Katzberg v. Regents of the University of California, 58 P.3d 339 (Cal. 2002) and Degrassi v. Cook, 58 P.3d 360 (Cal. 2002).
During our review of Justice Brown’s cases we analyzed two cases dealing with the question of how to compensate individuals whose rights under the California state constitution had been violated. These two cases were considered together and decided the same day. Both cases dealt with people who alleged that their individual rights under the state constitution had been violated by state or local government officials, and in each case the individual victims filed lawsuits asking for monetary compensation.
In the first case, Mr. Katzberg argued that his reputation had been damaged in violation of the due process and liberty guarantees of the state constitution when he was demoted amidst allegations of financial wrongdoing without the opportunity for a hearing at which he might have the opportunity to clear his name. In the second case, Ms. Degrassi alleged that her free speech rights under the state constitution had been violated when, after she was elected to the Glendora City Council, she was subjected to harassment and intimidation which prevented her from freely expressing her political views.
In each case a majority of the California Supreme Court set forth a searching analysis to be used to determine whether monetary damages should be available for state constitutional violations. The court began by asking whether or not the text or the legislative history of the relevant provision demonstrated any intent that damages be available to those who suffered a violation of their rights. The majority then went on to inquire whether or not there was any indication that damages were not intended to be available. If the there was no such indication, the Court determined, relying at least in part on U.S. Supreme Court precedent (Bivens v. Six Unknown Fed. Narcotics Agents, 403 U.S. 388 (1971)), that a further analysis was warranted to determine whether damages would be appropriate in the specific case before them. After conducting this searching analysis, the Court determined in both cases that monetary damages were not available for violations of the specific provisions.

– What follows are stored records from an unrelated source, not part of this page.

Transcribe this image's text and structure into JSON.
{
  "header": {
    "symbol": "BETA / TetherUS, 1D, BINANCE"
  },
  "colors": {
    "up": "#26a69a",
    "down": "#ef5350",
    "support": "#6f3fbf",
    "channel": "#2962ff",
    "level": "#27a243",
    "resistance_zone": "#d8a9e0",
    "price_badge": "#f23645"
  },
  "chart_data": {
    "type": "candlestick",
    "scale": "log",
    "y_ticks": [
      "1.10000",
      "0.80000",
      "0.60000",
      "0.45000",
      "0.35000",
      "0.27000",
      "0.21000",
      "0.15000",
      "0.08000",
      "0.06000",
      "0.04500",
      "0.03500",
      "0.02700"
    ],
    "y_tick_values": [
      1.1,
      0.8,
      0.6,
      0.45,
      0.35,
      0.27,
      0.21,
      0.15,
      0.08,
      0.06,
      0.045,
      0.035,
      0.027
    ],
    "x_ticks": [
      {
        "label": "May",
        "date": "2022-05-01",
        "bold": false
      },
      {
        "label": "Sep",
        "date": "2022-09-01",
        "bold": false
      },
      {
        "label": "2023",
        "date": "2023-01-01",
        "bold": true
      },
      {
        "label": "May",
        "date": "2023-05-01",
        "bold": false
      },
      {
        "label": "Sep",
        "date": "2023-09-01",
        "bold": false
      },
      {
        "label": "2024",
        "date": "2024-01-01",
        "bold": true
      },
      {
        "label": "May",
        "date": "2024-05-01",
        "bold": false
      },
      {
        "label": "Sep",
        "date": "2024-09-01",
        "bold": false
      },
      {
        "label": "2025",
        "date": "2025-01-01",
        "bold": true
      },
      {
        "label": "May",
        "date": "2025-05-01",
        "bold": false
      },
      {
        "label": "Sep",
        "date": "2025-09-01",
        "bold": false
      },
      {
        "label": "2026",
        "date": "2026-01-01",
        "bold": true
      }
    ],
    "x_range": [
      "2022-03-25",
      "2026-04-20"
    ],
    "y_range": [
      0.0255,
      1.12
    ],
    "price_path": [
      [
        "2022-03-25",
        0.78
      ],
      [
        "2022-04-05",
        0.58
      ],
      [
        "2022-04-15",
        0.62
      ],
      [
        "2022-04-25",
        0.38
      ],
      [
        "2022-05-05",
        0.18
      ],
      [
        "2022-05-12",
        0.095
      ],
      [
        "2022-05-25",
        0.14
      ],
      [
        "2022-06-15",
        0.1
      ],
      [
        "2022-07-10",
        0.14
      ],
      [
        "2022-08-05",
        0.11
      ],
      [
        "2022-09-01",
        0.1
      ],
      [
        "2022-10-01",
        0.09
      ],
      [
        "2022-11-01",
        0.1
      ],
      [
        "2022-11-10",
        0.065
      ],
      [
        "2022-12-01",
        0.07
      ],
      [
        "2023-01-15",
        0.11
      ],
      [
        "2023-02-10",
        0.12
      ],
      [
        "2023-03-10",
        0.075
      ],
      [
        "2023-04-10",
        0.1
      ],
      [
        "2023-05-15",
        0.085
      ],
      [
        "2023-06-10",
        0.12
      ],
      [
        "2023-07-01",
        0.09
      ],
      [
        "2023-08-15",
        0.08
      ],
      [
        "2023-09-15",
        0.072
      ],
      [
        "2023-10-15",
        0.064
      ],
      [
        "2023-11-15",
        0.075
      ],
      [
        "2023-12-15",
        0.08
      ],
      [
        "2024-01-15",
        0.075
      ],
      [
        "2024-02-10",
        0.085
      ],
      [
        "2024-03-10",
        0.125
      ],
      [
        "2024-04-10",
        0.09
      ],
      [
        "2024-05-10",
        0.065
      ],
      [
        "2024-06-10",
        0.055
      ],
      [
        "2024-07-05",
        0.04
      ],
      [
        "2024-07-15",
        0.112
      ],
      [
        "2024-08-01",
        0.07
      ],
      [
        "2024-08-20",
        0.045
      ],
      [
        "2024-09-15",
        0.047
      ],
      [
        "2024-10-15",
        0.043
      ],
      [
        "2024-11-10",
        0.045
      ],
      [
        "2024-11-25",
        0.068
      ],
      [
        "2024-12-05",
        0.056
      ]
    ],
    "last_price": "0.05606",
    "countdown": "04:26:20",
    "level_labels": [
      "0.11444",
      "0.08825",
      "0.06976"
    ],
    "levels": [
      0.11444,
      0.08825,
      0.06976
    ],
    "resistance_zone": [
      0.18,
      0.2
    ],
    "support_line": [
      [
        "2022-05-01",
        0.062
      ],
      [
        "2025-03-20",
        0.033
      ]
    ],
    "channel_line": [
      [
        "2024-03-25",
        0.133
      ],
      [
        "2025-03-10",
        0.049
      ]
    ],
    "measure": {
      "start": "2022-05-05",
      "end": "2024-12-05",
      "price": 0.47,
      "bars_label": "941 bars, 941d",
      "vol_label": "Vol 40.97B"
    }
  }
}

Justice Brown, joined by one other justice, wrote separately in Katzberg to express her adamant view that the court should not have considered any question beyond the question of whether or not the text, the legislative history or the drafters’ intent demonstrated any indication that damages were intended. In Degrassi, she both concurred and dissented but instead of providing an additional opinion she simply referenced her decision in Katzberg. Her main argument focused on her view that the California Constitution is an independent document with separate force and authority from the U.S. Constitution and that “[d]efaulting to the high court fundamentally disserves the independent force and effect of our Constitution. Rather than enrich the texture of our law, this reliance on federal precedent shortchanges future generations.” Katzberg, 58 P.3d 339 at 360. The vehemence of her opinion in this regard is interesting given that in an opinion in a separate case issued just 20 days before the decisions in Katzberg and Degrassi, in a case interpreting the identical provision of the California Constitution at issue in Degrassi, she wrote:
Generally, when we interpret a provision of the California Constitution that is similar to a provision of the federal Constitution, we will not depart from the United States Supreme Court’s construction of the similar federal provision unless we are given cogent reasons to do so.
Edelstein v. City and County of San Francisco, 56 P.3d 1029, 1031 (Cal. 2002).
Finally, Brown’s comments in the Katzberg and Degrassi cases about the proper role of the state supreme court in interpreting provisions of the state constitution provide interesting insight into her more general theory of constitutional analysis. She wrote:
Unlike the common law, however, constitutional interpretation is bound by text as well as by principles of construction and is decidedly not subject – whenever a majority of the court agrees – to judicial extension and innovation in the interest of public policy or national consensus or similar justification.Brown’s dissent did not state whether or not she would apply these same principles to interpreting the United States Constitution. Still, her statement does raise concerns about how she would handle U.S. Supreme Court precedent in the numerous cases where the Court’s analysis has appropriately considered factors other than the text and legislative history of a particular provision.
Katzberg, 58 P.3d 339 at 360 (emphasis in the original).